Mel Kahn, a Florida widower, asked for the property tax exemption that state law allowed only to widows. The Florida courts ruled against him.
Ginsburg, working with the national ACLU, stepped in after the local affiliate brought the case to the Supreme Court. But a closely divided court upheld the exemption as compensation for women who had suffered economic discrimination over the years.
Despite the unfavorable result, the Kahn case showed an important aspect of Ginsburg’s approach: her willingness to work on behalf of men challenging gender discrimination. She reasoned that rigid attitudes about sex roles could harm everyone and that the all-male Supreme Court might more easily get the point in cases involving male plaintiffs.
She turned out to be correct, just not in the Kahn case.
Ginsburg represented widower Stephen Wiesenfeld in challenging a Social Security Act provision that provided parental benefits only to widows with minor children.
Wiesenfeld’s wife had died in childbirth, so he was denied benefits even though he faced all of the challenges of single parenthood that a mother would have faced. The Supreme Court gave Wiesenfeld and Ginsburg a win in 1975, unanimously ruling that sex-based distinction unconstitutional.

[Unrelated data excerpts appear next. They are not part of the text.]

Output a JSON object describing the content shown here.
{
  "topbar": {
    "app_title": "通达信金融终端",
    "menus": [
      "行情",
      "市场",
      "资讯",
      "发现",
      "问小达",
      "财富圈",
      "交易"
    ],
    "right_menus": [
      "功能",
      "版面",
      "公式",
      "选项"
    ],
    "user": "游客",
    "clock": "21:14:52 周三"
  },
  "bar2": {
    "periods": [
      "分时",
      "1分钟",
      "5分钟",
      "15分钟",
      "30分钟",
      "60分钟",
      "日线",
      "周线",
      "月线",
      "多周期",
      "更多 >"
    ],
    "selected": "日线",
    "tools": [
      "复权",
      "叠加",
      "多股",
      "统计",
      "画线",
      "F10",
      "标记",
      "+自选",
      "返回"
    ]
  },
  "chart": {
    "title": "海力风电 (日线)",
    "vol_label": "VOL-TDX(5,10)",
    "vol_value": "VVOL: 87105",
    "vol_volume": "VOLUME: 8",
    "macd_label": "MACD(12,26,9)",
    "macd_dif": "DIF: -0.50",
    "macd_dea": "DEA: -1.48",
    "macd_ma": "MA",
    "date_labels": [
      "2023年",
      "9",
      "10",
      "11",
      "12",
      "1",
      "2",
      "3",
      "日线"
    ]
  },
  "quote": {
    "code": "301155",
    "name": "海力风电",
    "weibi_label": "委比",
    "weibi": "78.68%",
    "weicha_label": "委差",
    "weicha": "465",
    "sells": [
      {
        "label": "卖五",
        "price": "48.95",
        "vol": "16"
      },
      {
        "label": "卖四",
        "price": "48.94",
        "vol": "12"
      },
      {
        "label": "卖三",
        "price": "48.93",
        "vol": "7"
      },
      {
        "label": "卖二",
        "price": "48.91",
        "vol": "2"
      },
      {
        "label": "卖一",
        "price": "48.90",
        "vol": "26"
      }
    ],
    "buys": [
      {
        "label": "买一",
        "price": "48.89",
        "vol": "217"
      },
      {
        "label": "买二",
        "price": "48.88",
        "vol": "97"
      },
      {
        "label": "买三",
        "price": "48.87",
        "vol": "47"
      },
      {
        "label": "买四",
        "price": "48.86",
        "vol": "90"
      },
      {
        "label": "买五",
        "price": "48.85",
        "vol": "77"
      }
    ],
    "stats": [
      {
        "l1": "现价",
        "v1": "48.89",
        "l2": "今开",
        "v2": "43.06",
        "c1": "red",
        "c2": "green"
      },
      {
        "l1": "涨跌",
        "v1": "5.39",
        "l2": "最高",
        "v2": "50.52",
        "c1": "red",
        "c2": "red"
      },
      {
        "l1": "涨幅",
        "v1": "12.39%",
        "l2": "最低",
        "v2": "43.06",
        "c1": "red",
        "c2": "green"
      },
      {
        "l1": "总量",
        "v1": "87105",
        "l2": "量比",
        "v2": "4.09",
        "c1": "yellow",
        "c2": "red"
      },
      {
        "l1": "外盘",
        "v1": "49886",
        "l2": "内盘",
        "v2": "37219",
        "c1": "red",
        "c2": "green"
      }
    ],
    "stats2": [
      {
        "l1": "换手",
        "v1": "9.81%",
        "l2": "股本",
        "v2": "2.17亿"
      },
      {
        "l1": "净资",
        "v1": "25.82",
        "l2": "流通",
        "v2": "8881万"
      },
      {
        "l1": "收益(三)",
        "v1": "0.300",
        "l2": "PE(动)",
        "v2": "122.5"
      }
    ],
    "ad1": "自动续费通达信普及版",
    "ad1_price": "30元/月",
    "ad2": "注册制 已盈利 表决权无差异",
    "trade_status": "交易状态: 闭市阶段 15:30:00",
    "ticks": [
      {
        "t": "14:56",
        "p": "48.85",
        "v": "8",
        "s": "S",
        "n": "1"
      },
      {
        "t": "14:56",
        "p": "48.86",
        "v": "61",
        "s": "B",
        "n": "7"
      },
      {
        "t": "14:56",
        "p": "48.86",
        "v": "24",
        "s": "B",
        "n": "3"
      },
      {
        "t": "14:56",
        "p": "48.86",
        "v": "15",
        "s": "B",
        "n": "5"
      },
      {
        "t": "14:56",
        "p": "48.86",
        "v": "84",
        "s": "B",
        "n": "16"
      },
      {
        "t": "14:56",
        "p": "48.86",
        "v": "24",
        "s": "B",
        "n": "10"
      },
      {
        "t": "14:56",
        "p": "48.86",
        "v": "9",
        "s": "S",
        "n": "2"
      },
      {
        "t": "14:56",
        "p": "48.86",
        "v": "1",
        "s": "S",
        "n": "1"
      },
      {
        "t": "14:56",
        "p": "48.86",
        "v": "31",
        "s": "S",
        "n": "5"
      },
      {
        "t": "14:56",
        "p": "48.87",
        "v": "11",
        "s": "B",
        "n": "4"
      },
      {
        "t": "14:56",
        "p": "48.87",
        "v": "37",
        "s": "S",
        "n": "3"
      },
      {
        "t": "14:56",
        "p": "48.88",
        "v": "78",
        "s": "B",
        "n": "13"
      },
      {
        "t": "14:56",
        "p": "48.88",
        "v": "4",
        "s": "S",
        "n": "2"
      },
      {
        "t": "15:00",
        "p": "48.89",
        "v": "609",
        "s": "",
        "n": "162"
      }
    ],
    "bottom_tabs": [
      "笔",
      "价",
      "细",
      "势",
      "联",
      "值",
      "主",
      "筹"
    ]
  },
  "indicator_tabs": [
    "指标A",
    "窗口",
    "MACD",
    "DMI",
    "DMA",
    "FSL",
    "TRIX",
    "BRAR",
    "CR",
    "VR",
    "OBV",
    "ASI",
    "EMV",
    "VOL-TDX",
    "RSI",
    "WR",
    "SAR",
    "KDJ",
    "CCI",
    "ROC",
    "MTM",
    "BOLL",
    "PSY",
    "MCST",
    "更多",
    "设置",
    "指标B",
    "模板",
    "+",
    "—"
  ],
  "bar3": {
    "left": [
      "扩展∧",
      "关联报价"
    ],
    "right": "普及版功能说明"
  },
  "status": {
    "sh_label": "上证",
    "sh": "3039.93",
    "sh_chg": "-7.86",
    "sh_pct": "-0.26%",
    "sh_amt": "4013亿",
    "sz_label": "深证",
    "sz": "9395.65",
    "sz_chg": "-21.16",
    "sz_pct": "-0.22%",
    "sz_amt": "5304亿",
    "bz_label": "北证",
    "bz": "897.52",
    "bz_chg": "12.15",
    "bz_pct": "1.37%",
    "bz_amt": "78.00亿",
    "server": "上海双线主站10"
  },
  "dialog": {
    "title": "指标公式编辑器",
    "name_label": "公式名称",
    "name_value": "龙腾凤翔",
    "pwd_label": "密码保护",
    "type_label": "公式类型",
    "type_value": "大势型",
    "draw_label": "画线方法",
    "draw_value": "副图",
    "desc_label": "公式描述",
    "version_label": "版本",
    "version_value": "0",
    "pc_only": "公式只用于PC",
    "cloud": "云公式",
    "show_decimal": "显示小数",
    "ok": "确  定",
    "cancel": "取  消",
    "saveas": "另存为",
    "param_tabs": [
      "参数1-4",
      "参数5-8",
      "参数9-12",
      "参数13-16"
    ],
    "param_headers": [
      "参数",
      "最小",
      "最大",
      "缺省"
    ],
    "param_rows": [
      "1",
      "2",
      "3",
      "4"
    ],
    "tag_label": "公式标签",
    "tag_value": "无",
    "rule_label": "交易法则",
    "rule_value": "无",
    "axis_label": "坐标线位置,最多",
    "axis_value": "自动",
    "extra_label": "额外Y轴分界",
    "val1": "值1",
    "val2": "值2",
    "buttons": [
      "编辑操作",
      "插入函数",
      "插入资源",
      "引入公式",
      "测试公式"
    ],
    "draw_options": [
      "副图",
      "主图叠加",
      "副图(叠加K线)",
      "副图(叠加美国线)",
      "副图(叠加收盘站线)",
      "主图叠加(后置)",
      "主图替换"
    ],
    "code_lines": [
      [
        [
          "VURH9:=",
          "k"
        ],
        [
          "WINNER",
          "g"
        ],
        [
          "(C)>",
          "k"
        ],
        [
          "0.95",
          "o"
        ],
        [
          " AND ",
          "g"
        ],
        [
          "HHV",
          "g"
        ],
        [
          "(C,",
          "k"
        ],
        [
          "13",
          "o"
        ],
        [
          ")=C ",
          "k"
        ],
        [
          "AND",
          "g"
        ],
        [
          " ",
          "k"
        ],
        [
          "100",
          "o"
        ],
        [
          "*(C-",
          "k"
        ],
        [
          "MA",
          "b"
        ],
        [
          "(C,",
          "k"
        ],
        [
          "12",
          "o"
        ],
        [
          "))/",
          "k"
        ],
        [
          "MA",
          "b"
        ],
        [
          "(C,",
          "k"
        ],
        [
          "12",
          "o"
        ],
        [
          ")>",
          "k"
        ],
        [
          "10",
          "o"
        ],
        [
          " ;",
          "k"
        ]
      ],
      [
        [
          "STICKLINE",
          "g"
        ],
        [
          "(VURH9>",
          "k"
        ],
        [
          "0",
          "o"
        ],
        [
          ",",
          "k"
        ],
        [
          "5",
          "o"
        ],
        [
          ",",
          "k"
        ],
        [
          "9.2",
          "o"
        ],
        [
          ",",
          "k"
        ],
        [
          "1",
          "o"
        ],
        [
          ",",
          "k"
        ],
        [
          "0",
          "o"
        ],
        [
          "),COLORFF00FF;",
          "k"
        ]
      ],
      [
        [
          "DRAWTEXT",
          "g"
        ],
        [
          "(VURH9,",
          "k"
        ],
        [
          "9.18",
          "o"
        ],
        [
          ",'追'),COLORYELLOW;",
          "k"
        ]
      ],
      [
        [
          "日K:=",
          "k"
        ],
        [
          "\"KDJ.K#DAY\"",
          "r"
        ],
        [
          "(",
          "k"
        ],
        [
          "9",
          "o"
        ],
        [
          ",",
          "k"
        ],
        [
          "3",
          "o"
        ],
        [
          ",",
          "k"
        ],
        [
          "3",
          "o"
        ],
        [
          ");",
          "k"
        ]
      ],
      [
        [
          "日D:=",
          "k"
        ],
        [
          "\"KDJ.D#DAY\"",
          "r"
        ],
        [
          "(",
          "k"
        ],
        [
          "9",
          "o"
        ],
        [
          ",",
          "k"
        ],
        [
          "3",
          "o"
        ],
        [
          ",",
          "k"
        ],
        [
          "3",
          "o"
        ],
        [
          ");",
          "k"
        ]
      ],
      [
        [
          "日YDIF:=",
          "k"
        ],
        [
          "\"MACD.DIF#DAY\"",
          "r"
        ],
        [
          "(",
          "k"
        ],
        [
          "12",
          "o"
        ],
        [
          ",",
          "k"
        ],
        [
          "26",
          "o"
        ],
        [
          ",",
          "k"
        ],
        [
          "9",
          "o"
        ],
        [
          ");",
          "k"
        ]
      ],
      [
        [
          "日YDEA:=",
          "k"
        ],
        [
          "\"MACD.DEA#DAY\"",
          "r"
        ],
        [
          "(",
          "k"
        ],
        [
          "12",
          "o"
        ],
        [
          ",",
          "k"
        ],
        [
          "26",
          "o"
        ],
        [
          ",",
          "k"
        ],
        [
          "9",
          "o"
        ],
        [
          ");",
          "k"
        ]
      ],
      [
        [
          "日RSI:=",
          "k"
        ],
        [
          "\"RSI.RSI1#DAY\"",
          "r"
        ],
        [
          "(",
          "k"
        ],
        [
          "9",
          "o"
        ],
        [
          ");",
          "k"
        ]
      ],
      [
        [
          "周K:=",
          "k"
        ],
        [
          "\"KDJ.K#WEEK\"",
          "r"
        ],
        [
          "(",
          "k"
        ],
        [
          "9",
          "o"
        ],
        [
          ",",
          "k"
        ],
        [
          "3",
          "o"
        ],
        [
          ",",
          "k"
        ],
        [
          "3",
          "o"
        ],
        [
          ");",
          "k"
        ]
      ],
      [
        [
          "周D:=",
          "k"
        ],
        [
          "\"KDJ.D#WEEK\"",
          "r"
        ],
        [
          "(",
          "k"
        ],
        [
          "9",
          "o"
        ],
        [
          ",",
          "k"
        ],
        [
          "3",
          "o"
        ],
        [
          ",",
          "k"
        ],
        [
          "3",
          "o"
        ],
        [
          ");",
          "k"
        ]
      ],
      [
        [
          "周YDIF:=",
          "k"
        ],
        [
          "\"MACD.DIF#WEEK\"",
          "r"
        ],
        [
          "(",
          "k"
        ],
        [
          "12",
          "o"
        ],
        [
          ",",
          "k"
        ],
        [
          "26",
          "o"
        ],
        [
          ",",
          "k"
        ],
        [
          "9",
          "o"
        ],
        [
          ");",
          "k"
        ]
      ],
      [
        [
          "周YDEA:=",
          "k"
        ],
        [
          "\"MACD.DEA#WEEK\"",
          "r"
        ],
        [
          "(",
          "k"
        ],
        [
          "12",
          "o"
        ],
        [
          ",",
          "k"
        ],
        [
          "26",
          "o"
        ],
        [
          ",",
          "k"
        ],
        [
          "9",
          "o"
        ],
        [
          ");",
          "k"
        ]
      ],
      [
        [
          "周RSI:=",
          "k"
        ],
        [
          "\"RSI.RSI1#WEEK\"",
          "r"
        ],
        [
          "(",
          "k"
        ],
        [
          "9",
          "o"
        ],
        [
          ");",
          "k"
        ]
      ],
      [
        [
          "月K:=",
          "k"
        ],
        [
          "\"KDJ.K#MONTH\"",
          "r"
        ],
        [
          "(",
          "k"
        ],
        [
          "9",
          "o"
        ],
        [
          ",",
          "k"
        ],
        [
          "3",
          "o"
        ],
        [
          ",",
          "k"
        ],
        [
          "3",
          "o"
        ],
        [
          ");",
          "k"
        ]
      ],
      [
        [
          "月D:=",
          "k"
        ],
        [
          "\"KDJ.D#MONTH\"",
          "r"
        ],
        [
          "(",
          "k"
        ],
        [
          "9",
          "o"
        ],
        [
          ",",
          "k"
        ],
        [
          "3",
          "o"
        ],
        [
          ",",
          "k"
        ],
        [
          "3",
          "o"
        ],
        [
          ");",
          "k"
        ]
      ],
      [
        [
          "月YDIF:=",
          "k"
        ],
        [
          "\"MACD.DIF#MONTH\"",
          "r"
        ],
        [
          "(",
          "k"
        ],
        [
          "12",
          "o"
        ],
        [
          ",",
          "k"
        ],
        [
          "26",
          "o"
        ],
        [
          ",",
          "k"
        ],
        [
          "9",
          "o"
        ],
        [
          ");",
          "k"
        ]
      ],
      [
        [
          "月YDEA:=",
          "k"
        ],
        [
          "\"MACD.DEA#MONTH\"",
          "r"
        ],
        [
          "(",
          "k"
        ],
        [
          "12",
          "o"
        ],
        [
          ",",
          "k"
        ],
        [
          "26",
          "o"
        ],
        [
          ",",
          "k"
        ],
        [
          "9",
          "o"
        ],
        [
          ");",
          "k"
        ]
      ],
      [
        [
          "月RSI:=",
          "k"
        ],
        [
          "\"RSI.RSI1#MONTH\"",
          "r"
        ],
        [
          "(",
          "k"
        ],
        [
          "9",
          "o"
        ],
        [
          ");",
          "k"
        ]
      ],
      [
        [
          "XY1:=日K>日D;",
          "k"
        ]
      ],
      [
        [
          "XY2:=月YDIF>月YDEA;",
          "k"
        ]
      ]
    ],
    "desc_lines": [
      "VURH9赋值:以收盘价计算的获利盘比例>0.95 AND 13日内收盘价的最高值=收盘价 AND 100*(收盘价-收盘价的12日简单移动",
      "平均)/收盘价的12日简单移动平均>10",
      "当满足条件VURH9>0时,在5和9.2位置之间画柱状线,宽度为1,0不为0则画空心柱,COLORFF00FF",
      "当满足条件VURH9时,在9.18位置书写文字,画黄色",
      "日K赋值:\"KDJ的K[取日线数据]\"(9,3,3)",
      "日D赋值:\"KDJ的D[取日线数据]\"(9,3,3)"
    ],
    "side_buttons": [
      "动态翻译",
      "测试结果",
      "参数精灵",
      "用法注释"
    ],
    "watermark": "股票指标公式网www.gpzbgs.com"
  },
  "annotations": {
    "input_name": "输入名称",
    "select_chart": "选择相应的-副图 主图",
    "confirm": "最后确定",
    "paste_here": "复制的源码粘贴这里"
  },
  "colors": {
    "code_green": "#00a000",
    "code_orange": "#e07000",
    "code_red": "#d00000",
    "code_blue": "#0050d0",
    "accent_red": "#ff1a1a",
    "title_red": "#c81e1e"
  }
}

And two years later, Ginsburg successfully represented Leon Goldfarb in his challenge to another sex-based provision of the Social Security Act: Widows automatically received survivor’s benefits on the death of their husbands. But widowers could receive such benefits only if the men could prove that they were financially dependent on their wives’ earnings.
Ginsburg also wrote an influential brief in Craig v. Boren, the 1976 case that established the current standard for evaluating the constitutionality of sex-based laws.
Like Wiesenfeld and Goldfarb, the challengers in the Craig case were men. Their claim seemed trivial: They objected to an Oklahoma law that allowed women to buy low-alcohol beer at age 18 but required men to be 21 to buy the same product.
But this deceptively simple case illustrated the vices of sex stereotypes: Aggressive men (and boys) drink and drive, women (and girls) are demure passengers. And those stereotypes affected everyone’s behavior, including the enforcement decisions of police officers.
Under the standard delineated by the justices in the Boren case, such a law can be justified only if it is substantially related to an important governmental interest.
Among the few laws that satisfied this test was a California law that punished sex with an underage female but not with an underage male as a way to reduce the risk of teen pregnancy.
These are only some of the Supreme Court cases in which Ginsburg played a prominent part as a lawyer. She handled many lower-court cases as well. She had plenty of help along the way, but everyone recognized her as the key strategist.
In the century before Ginsburg won the Reed case, the Supreme Court never met a gender classification that it didn’t like. Since then, sex-based policies usually have been struck down.
I believe President Clinton was absolutely right in comparing Ruth Bader Ginsburg’s efforts to those of Thurgood Marshall, and in appointing her to the Supreme Court.